Giuliana Buttini - «Saint Augustin»

Saint Augustin, 21.04.1974
«Permettez-moi de vous guider par ma science acquise dans un monde de lumière.»
8 avril 1974
«En ces jours où nous devrions penser davantage à la Passion de l’Homme-Dieu, moi, Augustin, je viens à toi pour en parler.
Personne, aucun chrétien ne devrait oublier les clous qui ont transpercé les mains et les pieds de Jésus, la flagellation, la douloureuse agonie, la mort de Jésus, le tremblement de terre, l’obscurité. Il y eut toujours des hommes pour faire garder mémoire de la Passion de Jésus: des prêtres, des hommes ou des femmes, voix de Dieu, qui annoncent l’Evangile à ceux qui l’ignorent ou n’en ont qu’une connaissance superficielle, sans l’avoir jamais bien compris.
Qu’attend Jésus des hommes? L’amour du prochain.
L’amour de Dieu et du prochain résume tout ce que Dieu Trine attend de l’humanité.
Là où est l’amour, il n’y a ni haine, ni rancœur. La tromperie ne tendrait pas ses pièges; on ignorerait l’envie. Le sacrifice du plus grand des hommes, Fils de Dieu, n’aurait pas été vain pour beaucoup.
Ne demandez pas les biens de ce monde. Acceptez-les comme un prêt pour parcourir votre chemin terrestre. Ne vous y attachez pas. Ne vous plaignez pas, si vous estimez en manquer. Dans ce cas, confiez-vous à la Providence et vous aurez toujours le nid et le duvet.

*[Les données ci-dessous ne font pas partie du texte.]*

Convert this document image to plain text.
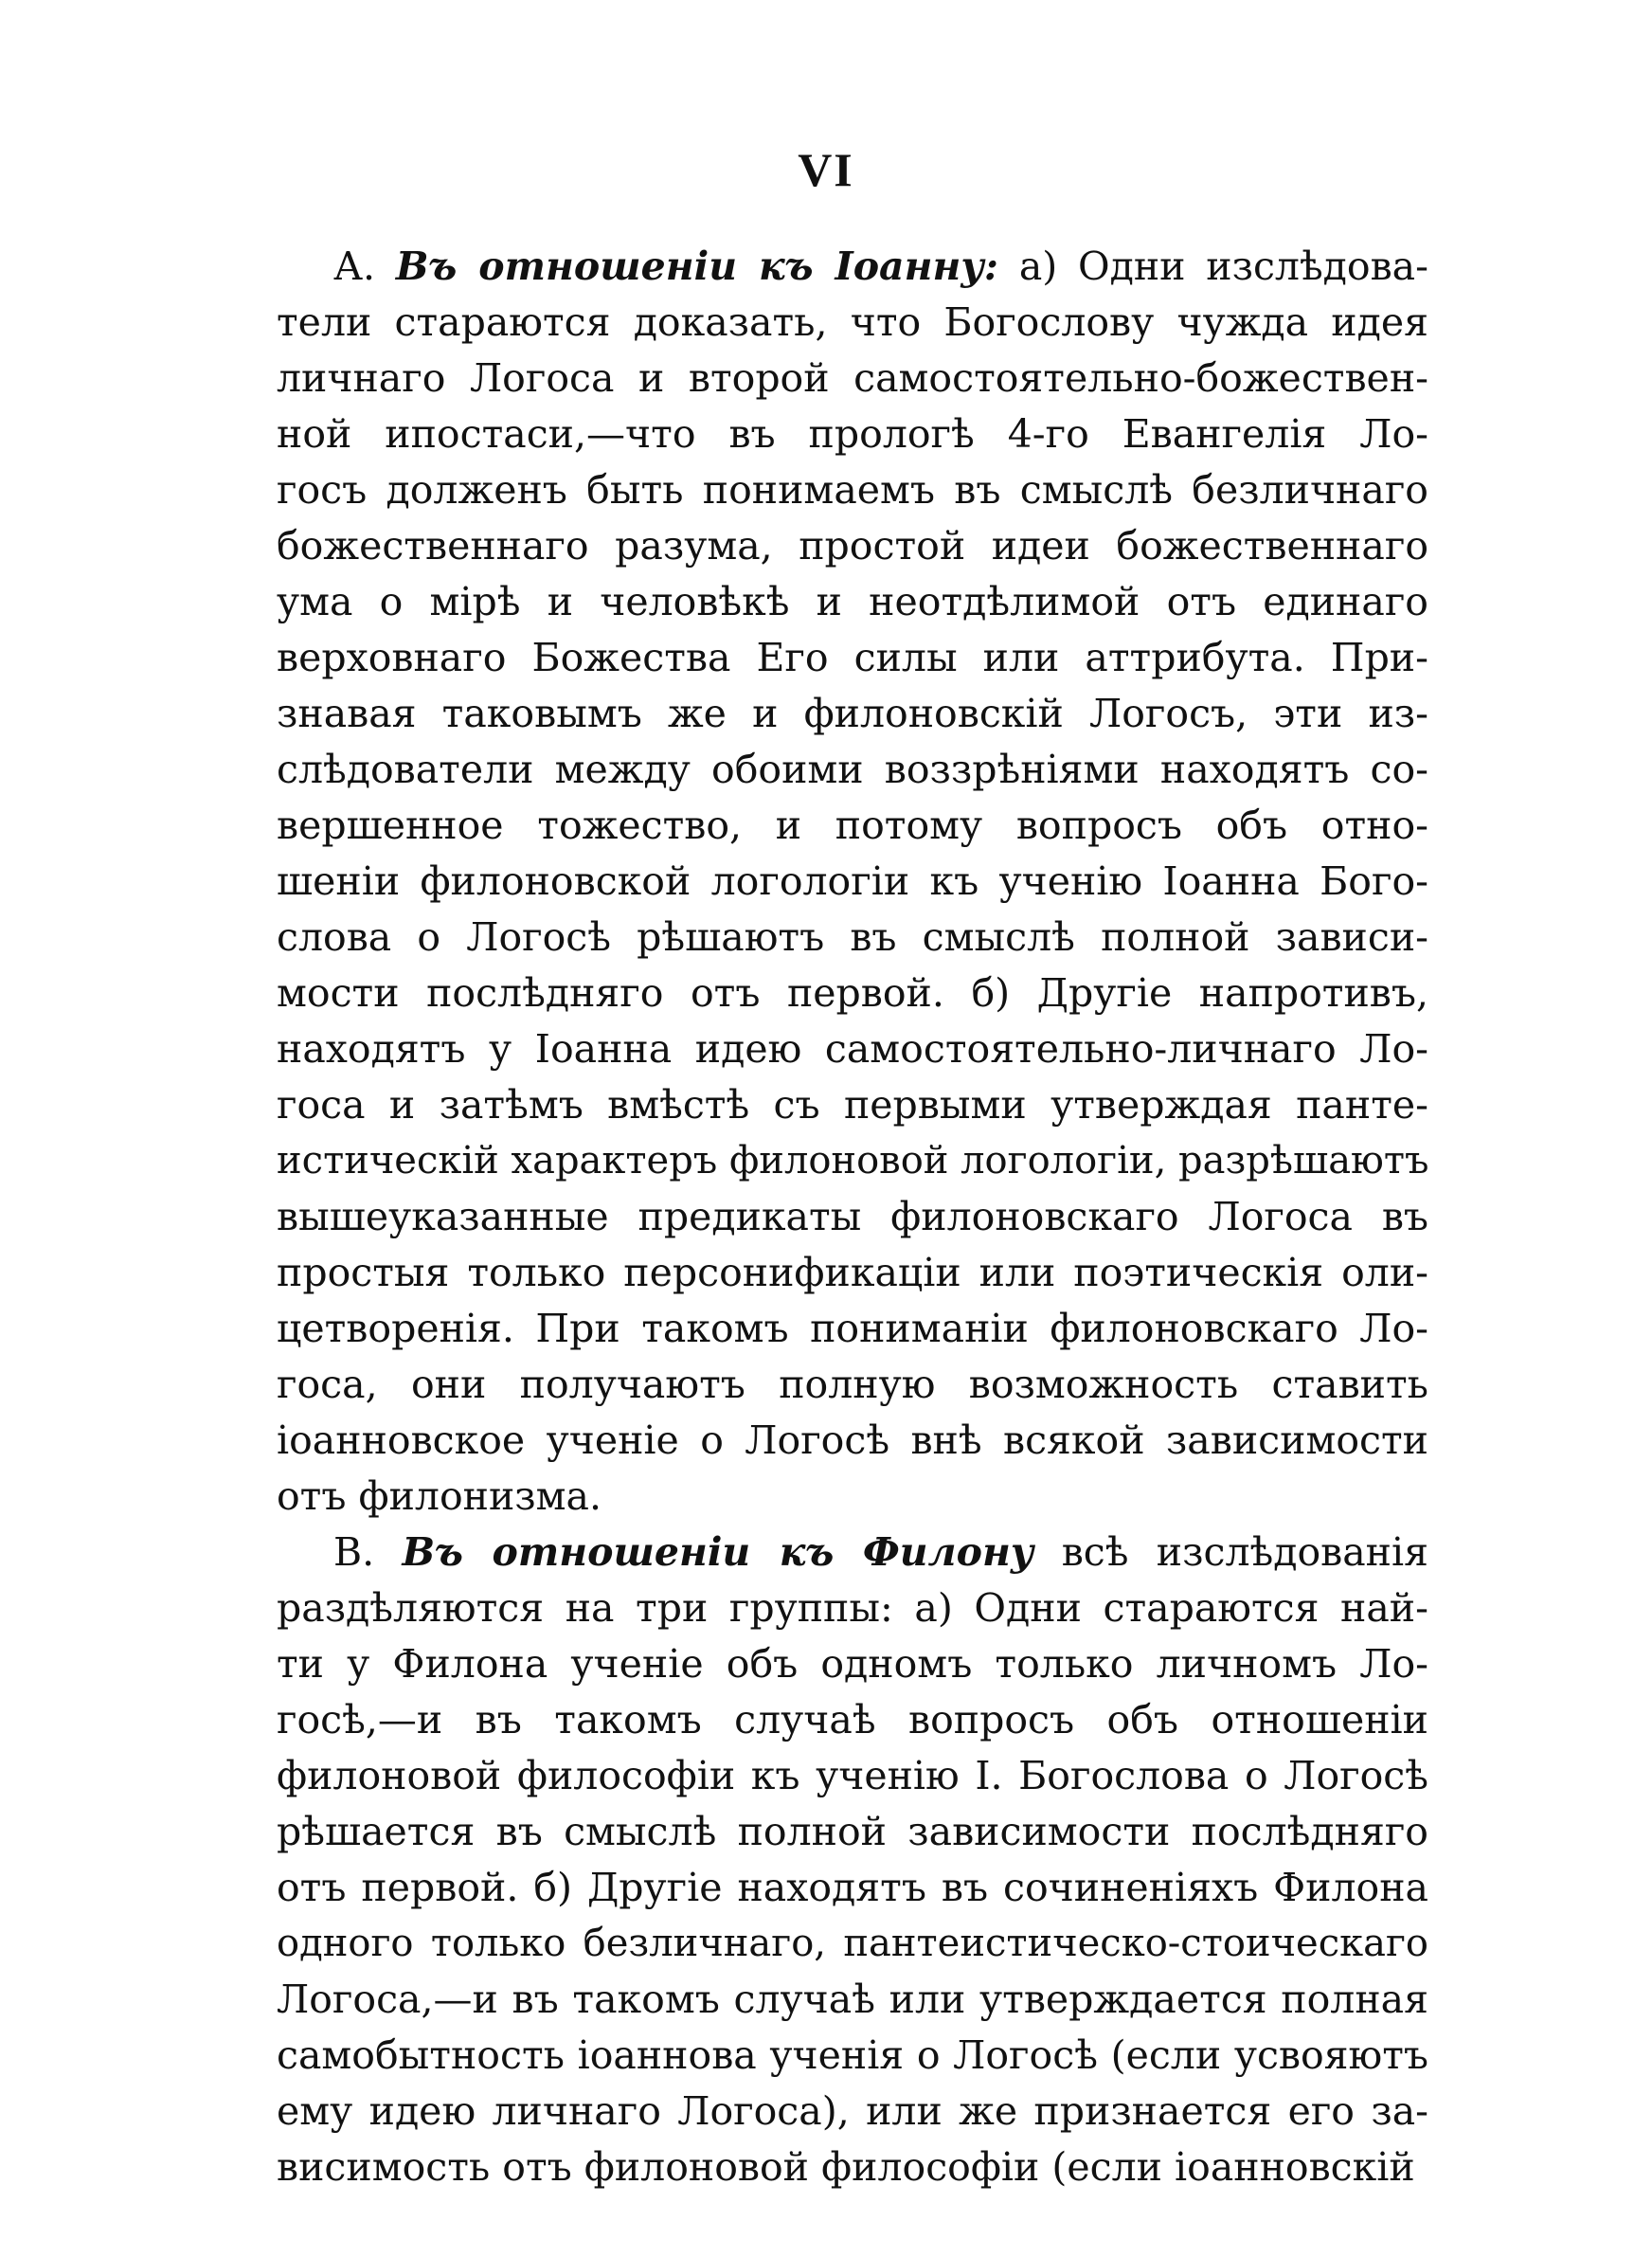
VI
А. Въ отношеніи къ Іоанну: а) Одни изслѣдова-
тели стараются доказать, что Богослову чужда идея
личнаго Логоса и второй самостоятельно-божествен-
ной ипостаси,—что въ прологѣ 4-го Евангелія Ло-
госъ долженъ быть понимаемъ въ смыслѣ безличнаго
божественнаго разума, простой идеи божественнаго
ума о мірѣ и человѣкѣ и неотдѣлимой отъ единаго
верховнаго Божества Его силы или аттрибута. При-
знавая таковымъ же и филоновскій Логосъ, эти из-
слѣдователи между обоими воззрѣніями находятъ со-
вершенное тожество, и потому вопросъ объ отно-
шеніи филоновской логологіи къ ученію Іоанна Бого-
слова о Логосѣ рѣшаютъ въ смыслѣ полной зависи-
мости послѣдняго отъ первой. б) Другіе напротивъ,
находятъ у Іоанна идею самостоятельно-личнаго Ло-
госа и затѣмъ вмѣстѣ съ первыми утверждая панте-
истическій характеръ филоновой логологіи, разрѣшаютъ
вышеуказанные предикаты филоновскаго Логоса въ
простыя только персонификаціи или поэтическія оли-
цетворенія. При такомъ пониманіи филоновскаго Ло-
госа, они получаютъ полную возможность ставить
іоанновское ученіе о Логосѣ внѣ всякой зависимости
отъ филонизма.
В. Въ отношеніи къ Филону всѣ изслѣдованія
раздѣляются на три группы: а) Одни стараются най-
ти у Филона ученіе объ одномъ только личномъ Ло-
госѣ,—и въ такомъ случаѣ вопросъ объ отношеніи
филоновой философіи къ ученію І. Богослова о Логосѣ
рѣшается въ смыслѣ полной зависимости послѣдняго
отъ первой. б) Другіе находятъ въ сочиненіяхъ Филона
одного только безличнаго, пантеистическо-стоическаго
Логоса,—и въ такомъ случаѣ или утверждается полная
самобытность іоаннова ученія о Логосѣ (если усвояютъ
ему идею личнаго Логоса), или же признается его за-
висимость отъ филоновой философіи (если іоанновскій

Hommes-oiseaux, vous tous, créatures de Dieu, prenez l’envol vers votre infini! Nombreux sont les dons que Dieu vous prête: la nature et sa beauté, tout ce qui vous permet de vivre aussi longtemps que vous devrez.
Il vous rendra les créatures qui vous ont précédés dans son Royaume, avec l’affection qu’elles ont toujours eue pour vous. Il vous donnera ce que vous aurez mérité. Là, d’où je viens, d’où viennent les anges, les saints, les poètes, règne le bonheur sans fin. Il n’est pas un prêt, mais un don de Dieu à ses bien-aimés pour l’éternité.»
Vous devez témoigner
de ce que d’autres
ne donnent pas
Assise, 16 avril 1974 – 20 h
Vous, chemin de Dieu, qui accomplissez votre travail avec foi et amour, vous avez droit à une explication claire. Me voici, moi, Augustin, je vous parle en Dieu. Ce que vous avez fait est juste; le plan de votre article est bon.
Avancez ainsi, petits sentiers de la foi, essentielle pour les hommes qui vont vers le Dieu infini. Vous n’êtes pas des hommes d’Eglise et souvent, à votre époque, on ne vous croit pas, on vous combat, vous êtes incompris. Vous devez témoigner de ce que d’autres ne donnent pas.
Souvenez-vous que vous vivez au temps des «charismes» extraordinaires accordés à des inconnus, hors du monde, et encore dans ce monde, un peu au-dessus des autres! Reportez-vous aux paroles de Paul sur les charismes. Elles sont toujours actuelles, et le seront tant que durera la terre.
Dieu Trine vous parle de bien des manières, surtout par ses petits apôtres, humbles et inconnus.
Vous, écrivez mes paroles, comme Dieu Trine le veut. Qu’elles se répandent à présent pour apporter la lumière aux âmes de ceux qui ne savent pas, ne voient pas!
L’homme de votre temps est en recherche de foi, de paix spirituelle, de force pour vivre de tout ce qui est essentiel. Vous, petits sentiers de Dieu, qui accomplissez votre travail avec une foi vivante, êtes de petites lumières qui deviendront étoiles.
Je retourne à mon tout, à mon néant, à mon infinie beauté. Je vous laisse mon affection et la promesse de revenir encore vous éclairer, que vous puissiez en illuminer d’autres.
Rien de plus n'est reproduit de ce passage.